When I was a kid, I hated taking naps during the day because I was afraid I’d miss something. I can only imagine how I’d feel if I were German and slept through the fall of the Berlin Wall.

That’s what Christiane Kerner does in “Good Bye Lenin!,” an appealing farce that has the curious distinction of being enacted by characters who are not farcical at all, but rather fully developed.

The year is 1989 and Christiane (Kathrin Sass) is the East German mother of two grown children, Alex (Daniel Bruhl) and Ariane (Maria Simon). The three have grown especially close since Dad left them in 1978, apparently because he found a new love in the West. Their life behind the Iron Curtain pleases Christiane well enough, but Alex has ideas, as do most young men his age. The last thing his mother sees before she collapses into a coma is Alex being beaten by riot police.

When she awakens eight months later, the Wall is down, Germany is reunified, and the Iron Curtain is now an enormous Coca-Cola banner. Ariane works at Burger King, and Alex has a job installing cable TV.

Mom’s doctor tells Alex and Ariane that any additional shock or excitement could cause her heart to fail again, this time fatally. Alex figures there’s nothing more shocking or exciting than the fall of the Berlin Wall and all the changes that came with it; hence, he decides it is necessary to hide these facts from Mom.

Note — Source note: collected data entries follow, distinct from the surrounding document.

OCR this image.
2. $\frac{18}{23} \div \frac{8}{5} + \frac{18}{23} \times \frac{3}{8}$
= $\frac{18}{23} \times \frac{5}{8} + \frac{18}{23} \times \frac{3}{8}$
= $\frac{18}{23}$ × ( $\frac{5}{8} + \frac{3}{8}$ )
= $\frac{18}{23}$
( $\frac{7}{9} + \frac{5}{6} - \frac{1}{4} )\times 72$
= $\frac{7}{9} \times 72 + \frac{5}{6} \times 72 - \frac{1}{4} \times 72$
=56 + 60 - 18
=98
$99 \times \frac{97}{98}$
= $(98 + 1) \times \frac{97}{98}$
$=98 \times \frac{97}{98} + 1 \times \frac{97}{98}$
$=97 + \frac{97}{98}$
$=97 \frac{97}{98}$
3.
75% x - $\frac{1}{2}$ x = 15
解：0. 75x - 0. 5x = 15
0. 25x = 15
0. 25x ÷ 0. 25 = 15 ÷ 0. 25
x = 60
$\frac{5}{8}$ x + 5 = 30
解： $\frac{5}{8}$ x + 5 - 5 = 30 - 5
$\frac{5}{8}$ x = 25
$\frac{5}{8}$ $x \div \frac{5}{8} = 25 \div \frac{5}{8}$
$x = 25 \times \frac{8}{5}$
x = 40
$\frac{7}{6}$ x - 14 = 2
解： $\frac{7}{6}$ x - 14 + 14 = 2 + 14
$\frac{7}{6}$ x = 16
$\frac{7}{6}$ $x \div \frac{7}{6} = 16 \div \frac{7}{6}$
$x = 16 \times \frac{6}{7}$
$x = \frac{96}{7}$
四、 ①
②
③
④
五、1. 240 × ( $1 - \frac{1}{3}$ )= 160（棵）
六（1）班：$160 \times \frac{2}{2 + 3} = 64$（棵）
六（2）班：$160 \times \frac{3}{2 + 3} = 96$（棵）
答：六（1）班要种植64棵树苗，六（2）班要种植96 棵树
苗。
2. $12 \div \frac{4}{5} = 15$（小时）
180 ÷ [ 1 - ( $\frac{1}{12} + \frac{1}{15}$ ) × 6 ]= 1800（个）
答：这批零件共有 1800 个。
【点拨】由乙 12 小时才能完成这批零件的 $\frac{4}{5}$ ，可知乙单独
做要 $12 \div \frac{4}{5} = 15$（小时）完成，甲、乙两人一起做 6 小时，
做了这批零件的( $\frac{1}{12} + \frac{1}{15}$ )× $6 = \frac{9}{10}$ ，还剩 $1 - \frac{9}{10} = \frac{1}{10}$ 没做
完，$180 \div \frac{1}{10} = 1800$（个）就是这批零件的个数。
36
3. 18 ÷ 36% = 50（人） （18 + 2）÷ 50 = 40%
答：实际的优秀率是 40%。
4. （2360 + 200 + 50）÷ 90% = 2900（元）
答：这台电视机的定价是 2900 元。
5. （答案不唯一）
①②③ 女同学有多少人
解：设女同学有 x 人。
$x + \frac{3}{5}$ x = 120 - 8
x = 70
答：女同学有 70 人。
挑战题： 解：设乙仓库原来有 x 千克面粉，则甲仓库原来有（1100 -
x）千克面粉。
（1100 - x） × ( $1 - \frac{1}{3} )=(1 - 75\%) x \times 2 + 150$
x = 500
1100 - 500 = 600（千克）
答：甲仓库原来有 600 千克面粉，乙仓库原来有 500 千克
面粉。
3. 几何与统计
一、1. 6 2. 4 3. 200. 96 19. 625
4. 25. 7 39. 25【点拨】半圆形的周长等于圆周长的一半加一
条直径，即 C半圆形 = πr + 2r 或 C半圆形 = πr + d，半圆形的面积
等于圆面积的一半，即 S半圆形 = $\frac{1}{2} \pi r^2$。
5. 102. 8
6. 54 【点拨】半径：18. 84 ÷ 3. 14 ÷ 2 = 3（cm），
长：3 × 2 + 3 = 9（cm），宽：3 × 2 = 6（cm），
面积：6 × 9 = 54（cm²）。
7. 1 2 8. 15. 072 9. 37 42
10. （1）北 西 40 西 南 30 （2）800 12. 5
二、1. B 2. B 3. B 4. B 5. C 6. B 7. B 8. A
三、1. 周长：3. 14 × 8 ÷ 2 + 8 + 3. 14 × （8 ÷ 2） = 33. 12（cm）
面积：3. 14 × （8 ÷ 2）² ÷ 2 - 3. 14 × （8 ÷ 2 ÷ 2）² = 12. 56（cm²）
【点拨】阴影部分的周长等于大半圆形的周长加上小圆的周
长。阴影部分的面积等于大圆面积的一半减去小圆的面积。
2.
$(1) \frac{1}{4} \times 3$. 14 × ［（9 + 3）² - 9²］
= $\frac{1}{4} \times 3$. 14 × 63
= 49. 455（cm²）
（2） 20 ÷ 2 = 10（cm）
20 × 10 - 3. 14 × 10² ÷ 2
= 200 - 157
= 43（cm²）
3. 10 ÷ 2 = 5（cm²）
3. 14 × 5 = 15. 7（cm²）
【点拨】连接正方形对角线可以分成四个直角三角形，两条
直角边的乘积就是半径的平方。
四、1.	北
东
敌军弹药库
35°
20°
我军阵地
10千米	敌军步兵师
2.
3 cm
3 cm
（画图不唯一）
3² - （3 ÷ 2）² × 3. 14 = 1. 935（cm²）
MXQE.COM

And the games begin. The family’s apartment, recently festooned with Western posters, merchandise and memorabilia, is re-dulled into the blandness Mom remembers. They make certain the window from her bedroom (where she will be confined for a while, luckily) does not have a view of anything overtly capitalistic. And when she sees oddities anyway — like a huge new Coca-Cola banner being unfurled across the street — Alex uses his connections at the local cable channel to produce fake newscasts to explain them away. (Surreptitious use of a VCR is involved here; somehow Mom doesn’t notice the lack of commercials or the lousy VHS picture.)

The fabrications become more and more elaborate, of course, and eventually spiral so far out of control that Ariane refuses to play along anymore, though she doesn’t spill the beans, either. What neither of them wants to accept is that either they will eventually have to tell Mom about their lie, which might be even more shocking to her than if they’d let her find out about the Reunification in the first place; or that they will have to keep it up until she dies, which may be sooner than later. Alex has come up with a solution that is only temporary. The charade can’t last forever, can it?

Director Wolfgang Becker, who co-wrote the film with Bernd Lichtenberg, can claim the film’s depth as its greatest achievement. He has taken an absurd situation, a silly premise, and added weight to the humor. Cold War-era East Germany strikes no outsider as a good place to live, but the people who grew up and lived there must have had a certain fondness for it. It is possible to feel patriotism even for a place like East Germany, which Becker demonstrates subtly as Alex notices one thing after another about his life that has gone downhill since the Wall came down. All countries, no matter how backward or oppressive they may seem to the rest of the world, are made up of PEOPLE, after all, and people usually find a way to thrive. When Alex convinces his mother that the world never changed, he’s at least partially voicing his own wish that it never had.

B+ (2 hrs.; German with subtitles; R, scattered profanity, brief nudity, some violence.)